I needn't point out how the party faired across the nation and in every state during president Clinton's administration. And to defend my point, it wasn't simply that the Clinton presidency was buried under the Republican Newt Gingrich/Ken Starr witch hunt - it was in the issue trespassing which Clinton engaged in at the behest of Dick Morris (the man who brought Mark Penn into the fold of the Clinton campaign, who now is at the helm of the Hillary Hindenburg) - this sort of strategy left the Democratic party absolutely high and dry and left nearly every policy position left of Newt Gingrich vulnerable and nearly indefensible without the backing of the presidency.
Now I need to make a point here - its unfortunate that Sen. Clinton has been demonized by the media, especially the right wing driven media the way she has. It's sad, and pathetic and very telling of the kind of sexist, backward banjo strumming, moonshine swilling mutants who have swayed the electorate for the past 8, no make it 12 years. (All the more reason we should nominate a candidate that can kick these inbred hillbilly's asses back to fuckville, rather than one who "inspires" them to emerge from their warrens and holes to vote in mass. ACTUAL PROGRESS IS MORE IMPORTANT THAN A SYMBOL OF PROGRESS!!)
I hope that in time Sen. Clinton will be looked upon in the Democratic party in the same way that Ted Kennedy is looked upon, as a "lion" of the party, as an indispensable leader who champions the best and most treasured of our progressive values and policies. I think she's well on her way there.
I also think its unfortunate that she must carry the albatrosses of the previous Clinton administration. In order to benefit from Bill's immense popularity, she has to take some grief for the decimation of the party under his watch. Of course you can make the West Wing "president Bartlett" argument that a president is president of the United States and not the party, and that party affairs should be left to the party chief.
That is a fair argument, but unfortunately, politics is politics - its is strategy within another strategy. if policy positions are to be crafted and staked out "for the good of the nation over the more radical leanings of one's party" then you had best be damn sure that those policy positions (in pres. Clinton's case what were often called policy "trespasses" on traditional GOP owned issues) are not going to undercut your party's ability to win, and alienate your base and those closest to your basic philosophies and beliefs - THUS empowering those whose philosophies, beliefs and policy agendas are most diametrically opposed to your own. If you do so, then you have won the battle but in doing so lost the war.

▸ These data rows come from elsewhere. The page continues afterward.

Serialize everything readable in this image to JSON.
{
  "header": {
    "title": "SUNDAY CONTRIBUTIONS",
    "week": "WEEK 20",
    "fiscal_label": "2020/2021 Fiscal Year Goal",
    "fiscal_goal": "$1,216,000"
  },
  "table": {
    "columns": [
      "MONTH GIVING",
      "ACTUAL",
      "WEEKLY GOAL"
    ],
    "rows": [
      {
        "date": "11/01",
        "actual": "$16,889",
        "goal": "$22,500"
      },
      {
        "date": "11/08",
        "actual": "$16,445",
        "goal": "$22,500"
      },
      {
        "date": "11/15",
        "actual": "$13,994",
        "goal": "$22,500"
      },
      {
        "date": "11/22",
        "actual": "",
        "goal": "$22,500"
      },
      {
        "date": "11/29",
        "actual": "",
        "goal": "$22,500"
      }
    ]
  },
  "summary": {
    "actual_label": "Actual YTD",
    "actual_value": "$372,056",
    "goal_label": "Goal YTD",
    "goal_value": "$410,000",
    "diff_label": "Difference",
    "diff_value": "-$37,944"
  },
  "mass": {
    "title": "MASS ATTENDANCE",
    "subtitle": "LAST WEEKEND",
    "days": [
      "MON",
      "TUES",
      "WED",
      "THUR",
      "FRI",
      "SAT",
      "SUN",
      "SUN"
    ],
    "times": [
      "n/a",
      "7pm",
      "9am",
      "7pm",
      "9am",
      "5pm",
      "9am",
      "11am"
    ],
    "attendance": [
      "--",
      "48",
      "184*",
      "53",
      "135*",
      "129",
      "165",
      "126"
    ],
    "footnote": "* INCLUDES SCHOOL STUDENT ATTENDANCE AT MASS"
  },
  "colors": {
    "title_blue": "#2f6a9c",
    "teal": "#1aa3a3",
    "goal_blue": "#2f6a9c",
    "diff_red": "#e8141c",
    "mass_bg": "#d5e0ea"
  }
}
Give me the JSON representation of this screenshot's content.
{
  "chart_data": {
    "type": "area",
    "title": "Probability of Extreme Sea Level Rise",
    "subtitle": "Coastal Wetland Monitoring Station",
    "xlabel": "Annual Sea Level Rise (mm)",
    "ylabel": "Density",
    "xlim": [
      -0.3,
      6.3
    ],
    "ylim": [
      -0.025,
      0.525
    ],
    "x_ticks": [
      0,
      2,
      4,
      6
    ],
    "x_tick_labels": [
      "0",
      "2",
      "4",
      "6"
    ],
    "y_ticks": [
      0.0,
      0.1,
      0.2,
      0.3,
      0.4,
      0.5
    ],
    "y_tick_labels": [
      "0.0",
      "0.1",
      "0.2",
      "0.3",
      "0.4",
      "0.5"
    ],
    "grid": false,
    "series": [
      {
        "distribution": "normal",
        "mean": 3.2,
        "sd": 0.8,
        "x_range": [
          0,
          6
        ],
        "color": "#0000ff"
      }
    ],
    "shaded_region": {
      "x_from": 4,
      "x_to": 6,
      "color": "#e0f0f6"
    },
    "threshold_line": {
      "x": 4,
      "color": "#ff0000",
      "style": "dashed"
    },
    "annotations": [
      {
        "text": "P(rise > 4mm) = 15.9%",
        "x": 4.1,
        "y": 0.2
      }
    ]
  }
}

Senator Clinton (as the Obama campaign has recently stated almost verbatim) cannot take credit for President Clinton's successes without accepting the liability of his failures. And unlike Bush 41 and Bush 43, Sen. Clinton is at a disadvantaged position to claim that she is a "different candidate" while so engaged. To do so would also be, most tellingly - disingenuous based on the campaign tactics presented thus far, and the reality of the "situation on the ground" with regard to who is running her campaign and how - and what this could mean for every other democrat running for office in the nation.